High-Value Model Evaluation Concepts
- Know the core Model Evaluation building blocks cold: evaluation, metric, accuracy, precision.
- Review the edge-case features and limits for recall, f1; these details are commonly used to differentiate answer choices.
- Practice service-integration reasoning: how Model Evaluation pairs with ML Lifecycle, Responsible AI, Supervised Learning in real deployment patterns.

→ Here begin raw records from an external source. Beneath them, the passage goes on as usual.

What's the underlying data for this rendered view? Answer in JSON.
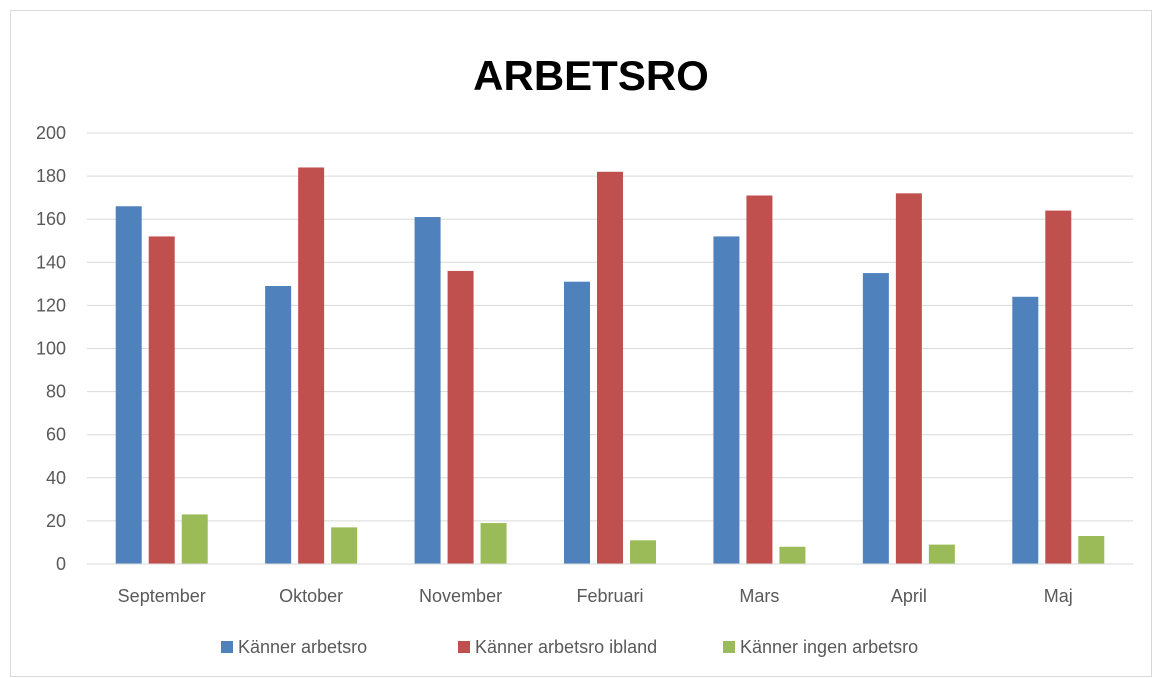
{
  "chart_data": {
    "type": "bar",
    "title": "ARBETSRO",
    "categories": [
      "September",
      "Oktober",
      "November",
      "Februari",
      "Mars",
      "April",
      "Maj"
    ],
    "series": [
      {
        "name": "Känner arbetsro",
        "color": "#4f81bd",
        "values": [
          166,
          129,
          161,
          131,
          152,
          135,
          124
        ]
      },
      {
        "name": "Känner arbetsro ibland",
        "color": "#c0504d",
        "values": [
          152,
          184,
          136,
          182,
          171,
          172,
          164
        ]
      },
      {
        "name": "Känner ingen arbetsro",
        "color": "#9bbb59",
        "values": [
          23,
          17,
          19,
          11,
          8,
          9,
          13
        ]
      }
    ],
    "xlabel": "",
    "ylabel": "",
    "ylim": [
      0,
      200
    ],
    "yticks": [
      0,
      20,
      40,
      60,
      80,
      100,
      120,
      140,
      160,
      180,
      200
    ],
    "grid": true,
    "legend_position": "bottom"
  }
}
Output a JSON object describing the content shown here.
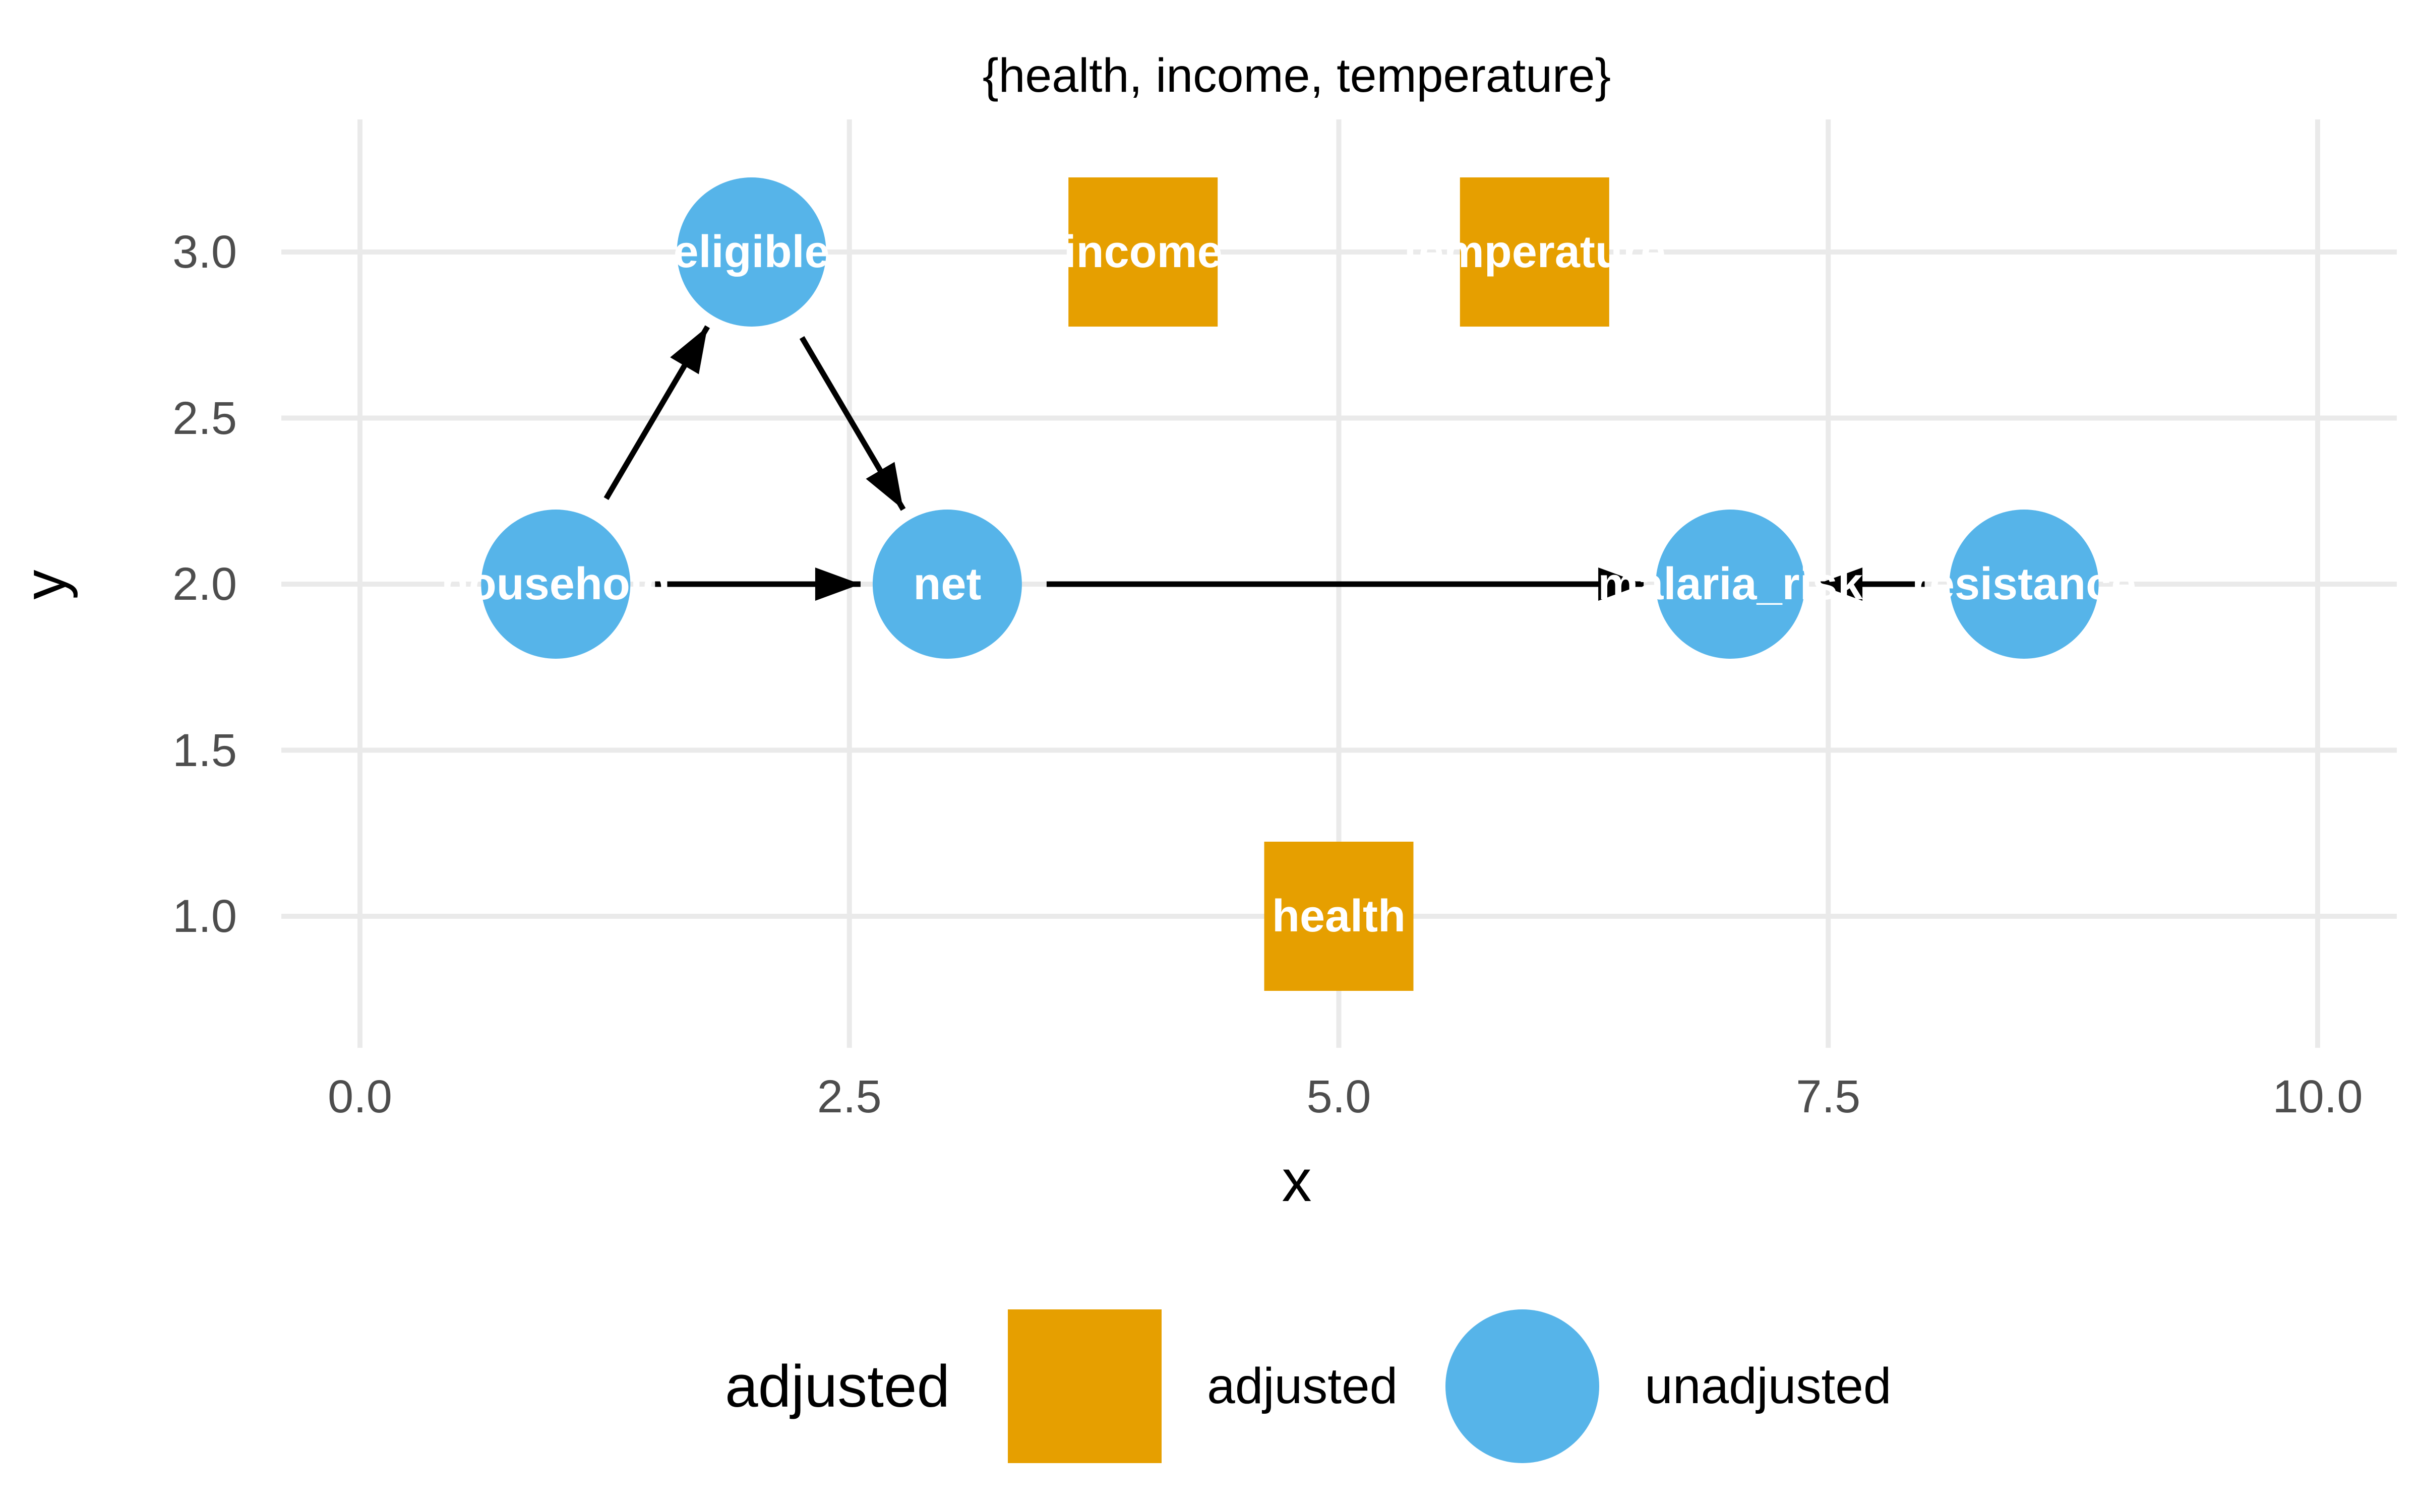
{
  "title": "{health, income, temperature}",
  "axes": {
    "x": {
      "label": "x",
      "tick_labels": [
        "0.0",
        "2.5",
        "5.0",
        "7.5",
        "10.0"
      ],
      "tick_values": [
        0,
        2.5,
        5,
        7.5,
        10
      ]
    },
    "y": {
      "label": "y",
      "tick_labels": [
        "1.0",
        "1.5",
        "2.0",
        "2.5",
        "3.0"
      ],
      "tick_values": [
        1,
        1.5,
        2,
        2.5,
        3
      ]
    }
  },
  "legend": {
    "title": "adjusted",
    "items": [
      {
        "label": "adjusted",
        "shape": "square",
        "color": "#E69F00"
      },
      {
        "label": "unadjusted",
        "shape": "circle",
        "color": "#56B4E9"
      }
    ]
  },
  "colors": {
    "adjusted": "#E69F00",
    "unadjusted": "#56B4E9",
    "edge": "#000000",
    "grid": "#EAEAEA",
    "tick_text": "#4D4D4D",
    "node_label": "#FFFFFF"
  },
  "chart_data": {
    "type": "dag",
    "title": "{health, income, temperature}",
    "xlabel": "x",
    "ylabel": "y",
    "xlim": [
      -0.4,
      10.4
    ],
    "ylim": [
      0.6,
      3.4
    ],
    "grid": true,
    "legend_position": "bottom",
    "x_ticks": {
      "values": [
        0,
        2.5,
        5,
        7.5,
        10
      ],
      "labels": [
        "0.0",
        "2.5",
        "5.0",
        "7.5",
        "10.0"
      ]
    },
    "y_ticks": {
      "values": [
        1,
        1.5,
        2,
        2.5,
        3
      ],
      "labels": [
        "1.0",
        "1.5",
        "2.0",
        "2.5",
        "3.0"
      ]
    },
    "status_colors": {
      "adjusted": "#E69F00",
      "unadjusted": "#56B4E9"
    },
    "nodes": [
      {
        "name": "household",
        "x": 1,
        "y": 2,
        "shape": "circle",
        "status": "unadjusted"
      },
      {
        "name": "eligible",
        "x": 2,
        "y": 3,
        "shape": "circle",
        "status": "unadjusted"
      },
      {
        "name": "net",
        "x": 3,
        "y": 2,
        "shape": "circle",
        "status": "unadjusted"
      },
      {
        "name": "income",
        "x": 4,
        "y": 3,
        "shape": "square",
        "status": "adjusted"
      },
      {
        "name": "health",
        "x": 5,
        "y": 1,
        "shape": "square",
        "status": "adjusted"
      },
      {
        "name": "temperature",
        "x": 6,
        "y": 3,
        "shape": "square",
        "status": "adjusted"
      },
      {
        "name": "malaria_risk",
        "x": 7,
        "y": 2,
        "shape": "circle",
        "status": "unadjusted"
      },
      {
        "name": "resistance",
        "x": 8.5,
        "y": 2,
        "shape": "circle",
        "status": "unadjusted"
      }
    ],
    "edges": [
      {
        "from": "household",
        "to": "eligible"
      },
      {
        "from": "household",
        "to": "net"
      },
      {
        "from": "eligible",
        "to": "net"
      },
      {
        "from": "net",
        "to": "malaria_risk"
      },
      {
        "from": "resistance",
        "to": "malaria_risk"
      }
    ]
  }
}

- For AIF-C01, explain why the chosen Model Evaluation design meets reliability, security, and cost expectations better than the alternatives.
Common AIF-C01 Traps
- Watch for ignoring data governance and model safety constraints.
- Questions in Fundamentals of AI and ML often include distractors that look correct for Model Evaluation but violate least-privilege, durability, or availability requirements.
- Avoid picking options purely by feature name; validate data path, failure handling, and governance impact before answering.
- If the prompt hints at automation or repeatability, eliminate manual-only operational answers first.
Fast Review Checklist
- Can you compare at least two Model Evaluation implementation paths and justify which one best fits the scenario?
- Can you map the chosen answer back to Fundamentals of AI and ML (20%) outcomes for AIF-C01?
- Can you explain security and access boundaries for Model Evaluation without relying on default-open assumptions?
- Can you describe how Model Evaluation integrates with ML Lifecycle and Responsible AI during failure, scaling, and monitoring events?